Skip to contents

100 thousand SGNS embeddings from the HistWords project, trained on the Google Books N-Gram corpus (all English) divided into decades. This is a list of 20 elements, in which every element is an embedding matrix associated with a given decade, 1800-1990. Each matrix is 100 thousand vectors (rows) and 300 dimensions (columns).

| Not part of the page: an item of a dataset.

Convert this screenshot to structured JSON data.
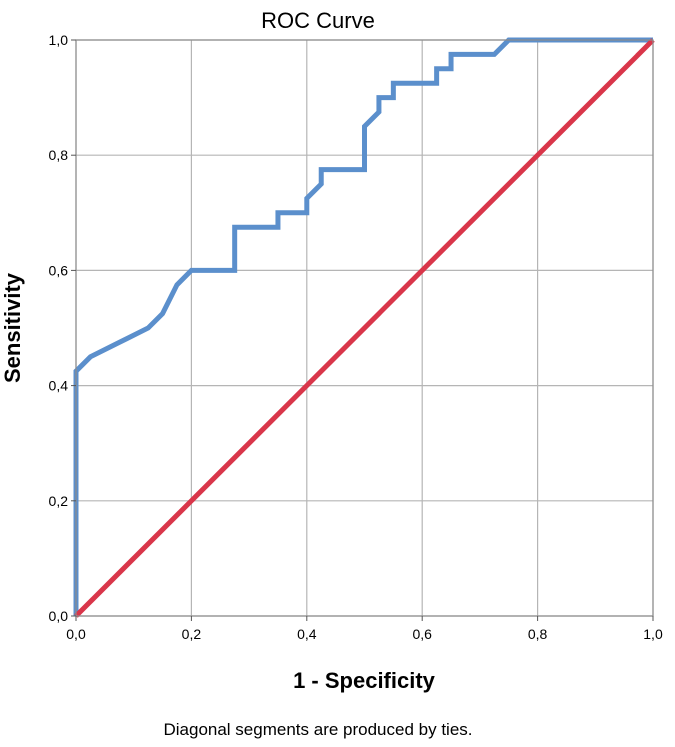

Note that each embedding has the same vocabulary, but when words do not appear in a given decade they appear as rows with only zero values.

Format

A list of 20 matrices

Source

https://nlp.stanford.edu/projects/histwords/

References

Hamilton, William L., Jure Leskovec, and Dan Jurafsky. 2016. "Diachronic Word Embeddings Reveal Statistical Laws of Semantic Change." Pp. 1489--1501 in Proceedings of the 54th Annual Meeting of the Association for Computational Linguistics.

Examples


if (FALSE) {


## download the model (once per machine)
download_pretrained("vecs_sgns300_googlengrams_histwords")

## load the model each session
data("vecs_sgns300_googlengrams_histwords")

## check dims
length(vecs_sgns300_googlengrams_histwords) == 20L
dim(vecs_sgns300_googlengrams_histwords[[1]]) == c(100000, 300)

}